Discussions in the consultation highlighted precisely how these lessons have been ignored in the JJM guidelines.
• While fancy language of community participation and centrality of panchayats is used, it is clear that plans, targets, finances and monitoring would be top-down. The proposed Mission structure is not much different from previous programs, and is a replica of the recently concluded Swachh Bharat Mission (SBM). In fact, the mind-set, systems and leadership of JJM is an extension of SBM.
• The guidelines ‘re-count’ the same problems which Swajaldhara had identified – ‘less community involvement’, ‘poor organisation and management’, ‘coordination challenges’. How these are being addressed under JJM is rather unclear, since the design of the delivery system is similar to that of Swajaldhara.
• Despite eulogising Panchayati Raj Institutions as constitutional bodies responsible for water, the new guidelines equate panchayats with water user groups, pani samitis and other non-statutory community level bodies. Village Action Plans for JJM are seen as standalone plans, with separately convened Gram Sabhas. These are not integrated into the process of preparing the Gram Panchayat Development Plans (GPDPs), as mandated by the 14th Finance Commission.
• Roles and responsibilities of all the listed stakeholders are not clearly defined. Certain tiers of institutions, like Panchayat Samiti, Zila Parishad and DPC, have been ignored once again. Inter-departmental coordination remains opaque, without specifying accountability to Panchayati Raj Institutions.
• Despite a huge five year allocation, it is unclear how such resources will be mobilised and deployed in a manner that supports local plans.
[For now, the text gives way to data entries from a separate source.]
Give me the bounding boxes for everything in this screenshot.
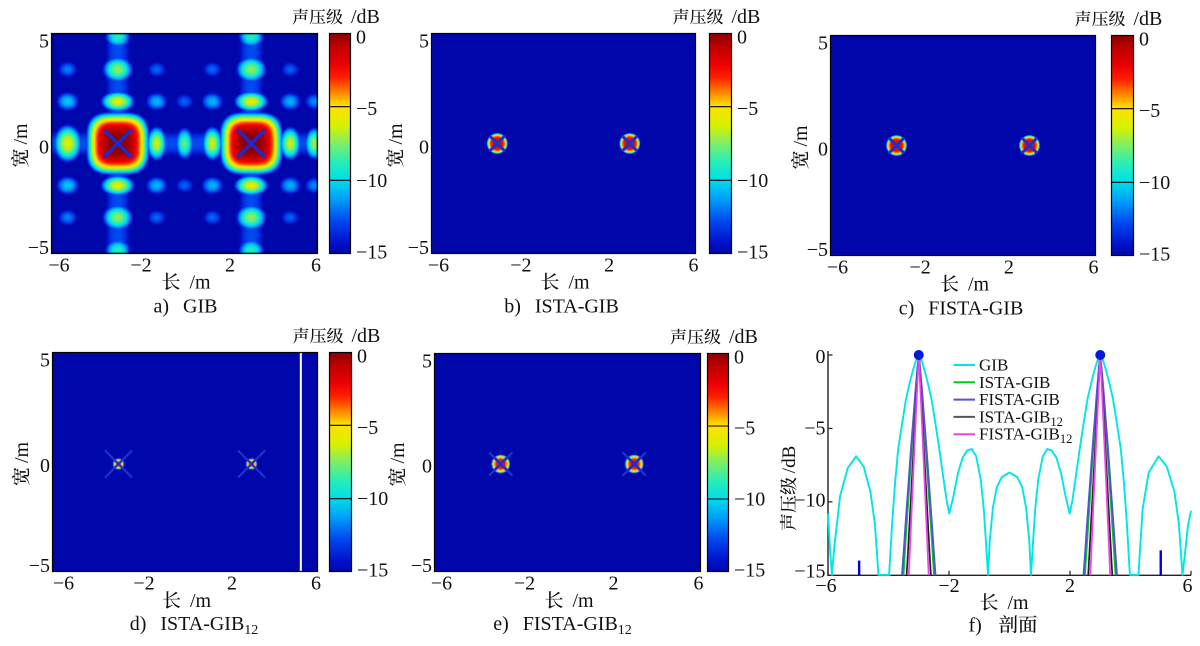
svg-text:−2: −2 <box>133 573 154 595</box>
svg-text:/dB: /dB <box>1134 8 1163 30</box>
svg-text:e) FISTA-GIB12: e) FISTA-GIB12 <box>493 613 632 638</box>
svg-text:0: 0 <box>734 347 744 369</box>
svg-text:0: 0 <box>356 27 366 49</box>
svg-text:2: 2 <box>1004 257 1014 279</box>
svg-text:0: 0 <box>419 136 429 158</box>
svg-text:−5: −5 <box>737 98 758 120</box>
svg-text:−15: −15 <box>357 560 388 582</box>
svg-text:6: 6 <box>689 255 699 277</box>
svg-text:0: 0 <box>357 346 367 368</box>
svg-text:−5: −5 <box>1139 100 1160 122</box>
svg-text:−5: −5 <box>356 98 377 120</box>
svg-text:−15: −15 <box>734 560 765 582</box>
svg-text:5: 5 <box>39 30 49 52</box>
svg-text:/dB: /dB <box>351 6 380 28</box>
svg-text:2: 2 <box>1065 575 1075 597</box>
svg-text:ISTA-GIB12: ISTA-GIB12 <box>979 407 1063 429</box>
svg-text:/m: /m <box>190 272 212 294</box>
svg-text:/dB: /dB <box>779 446 800 477</box>
svg-text:−10: −10 <box>357 488 388 510</box>
svg-text:−2: −2 <box>510 255 531 277</box>
svg-text:FISTA-GIB: FISTA-GIB <box>979 390 1060 409</box>
svg-text:d) ISTA-GIB12: d) ISTA-GIB12 <box>130 613 259 638</box>
svg-text:/dB: /dB <box>732 6 761 28</box>
svg-text:GIB: GIB <box>979 356 1008 375</box>
svg-text:/m: /m <box>10 123 32 149</box>
svg-text:−5: −5 <box>807 239 828 261</box>
svg-text:5: 5 <box>818 32 828 54</box>
svg-text:−10: −10 <box>737 170 768 192</box>
svg-text:0: 0 <box>40 455 50 477</box>
svg-text:/dB: /dB <box>729 326 758 348</box>
svg-text:5: 5 <box>40 349 50 371</box>
svg-text:FISTA-GIB12: FISTA-GIB12 <box>979 425 1072 447</box>
svg-text:−5: −5 <box>734 418 755 440</box>
svg-text:c) FISTA-GIB: c) FISTA-GIB <box>899 298 1024 320</box>
svg-text:−6: −6 <box>827 257 848 279</box>
svg-text:−5: −5 <box>29 555 50 577</box>
svg-text:5: 5 <box>422 350 432 372</box>
svg-text:−10: −10 <box>356 170 387 192</box>
svg-text:−2: −2 <box>938 575 959 597</box>
svg-text:−6: −6 <box>431 573 452 595</box>
svg-text:/dB: /dB <box>352 325 381 347</box>
svg-text:0: 0 <box>1139 29 1149 51</box>
svg-text:/m: /m <box>190 590 212 612</box>
svg-text:−15: −15 <box>356 242 387 264</box>
svg-text:f): f) <box>969 615 982 637</box>
svg-text:0: 0 <box>816 346 826 368</box>
svg-text:/m: /m <box>569 272 591 294</box>
svg-text:−15: −15 <box>794 561 825 583</box>
svg-text:6: 6 <box>1183 575 1193 597</box>
svg-text:−15: −15 <box>1139 244 1170 266</box>
svg-text:−6: −6 <box>48 255 69 277</box>
svg-text:−6: −6 <box>53 573 74 595</box>
svg-text:−6: −6 <box>815 575 836 597</box>
svg-text:−15: −15 <box>737 242 768 264</box>
svg-text:−5: −5 <box>28 237 49 259</box>
svg-text:/m: /m <box>11 441 33 467</box>
svg-text:6: 6 <box>311 573 321 595</box>
svg-text:−5: −5 <box>408 237 429 259</box>
svg-text:−2: −2 <box>910 257 931 279</box>
svg-text:/m: /m <box>1008 592 1030 614</box>
svg-text:6: 6 <box>694 573 704 595</box>
svg-text:b) ISTA-GIB: b) ISTA-GIB <box>504 296 619 318</box>
svg-text:2: 2 <box>604 255 614 277</box>
svg-text:0: 0 <box>422 455 432 477</box>
svg-text:−5: −5 <box>357 417 378 439</box>
svg-text:−10: −10 <box>794 489 825 511</box>
svg-text:/m: /m <box>573 590 595 612</box>
svg-text:−10: −10 <box>734 489 765 511</box>
svg-text:−6: −6 <box>428 255 449 277</box>
svg-text:0: 0 <box>737 27 747 49</box>
svg-text:/m: /m <box>790 125 812 151</box>
svg-text:−2: −2 <box>130 255 151 277</box>
svg-text:−10: −10 <box>1139 172 1170 194</box>
svg-text:2: 2 <box>227 573 237 595</box>
svg-text:2: 2 <box>609 573 619 595</box>
svg-text:5: 5 <box>419 30 429 52</box>
svg-text:/m: /m <box>385 123 407 149</box>
svg-text:ISTA-GIB: ISTA-GIB <box>979 373 1050 392</box>
svg-text:6: 6 <box>311 255 321 277</box>
svg-text:−2: −2 <box>514 573 535 595</box>
svg-text:/m: /m <box>968 274 990 296</box>
svg-text:−5: −5 <box>804 417 825 439</box>
svg-text:6: 6 <box>1089 257 1099 279</box>
svg-text:2: 2 <box>225 255 235 277</box>
svg-text:0: 0 <box>39 136 49 158</box>
svg-text:a) GIB: a) GIB <box>154 296 218 318</box>
svg-text:/m: /m <box>387 442 409 468</box>
svg-text:0: 0 <box>818 138 828 160</box>
svg-text:−5: −5 <box>411 555 432 577</box>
Many national schemes like MNREGA are already experiencing slowing of funds flow. Added to this, synchronising and harmonising contributions of state government, MPLAD and MLALAD funds, CSR funds and panchayat’s own resources may become a highly complex effort.
• Recharging of existing sources and water bodies, and integrating previous local water harvesting and storage systems have been left as an add-on. Without focusing on the totality of use of water in a village community—drinking, household, animals, agriculture, etc—ownership and equitable distribution of water in the local community is unlikely to occur.
• There are several other questions about governance of water in the country today. Some community-driven water projects seem to have excluded the marginalised, poor and tribals, and especially the landless, in rural areas. Given that water is a natural resource, covered under PESA (Panchayat Extension to Scheduled Areas) in tribal-dominated districts, its governance has to be entirely in the hands of the local tribal community, under scrutiny of Gram Sabha. How has this been considered in the JJM guidelines?

Given the increasingly centralising tendencies in the governance of Indian democracy these days, it is unlikely that principles of local control and management of drinking water in rural India would come under the governance of Panchayati Raj Institutions. Since ‘full coverage’ of rural households under JJM is likely to be ‘pronounced’ in 2024 anyways, it might be useful to also consider strengthening community voice and panchayat capacity, even if in smaller jurisdictions, in this endeavour of bringing water to every Indian’s home.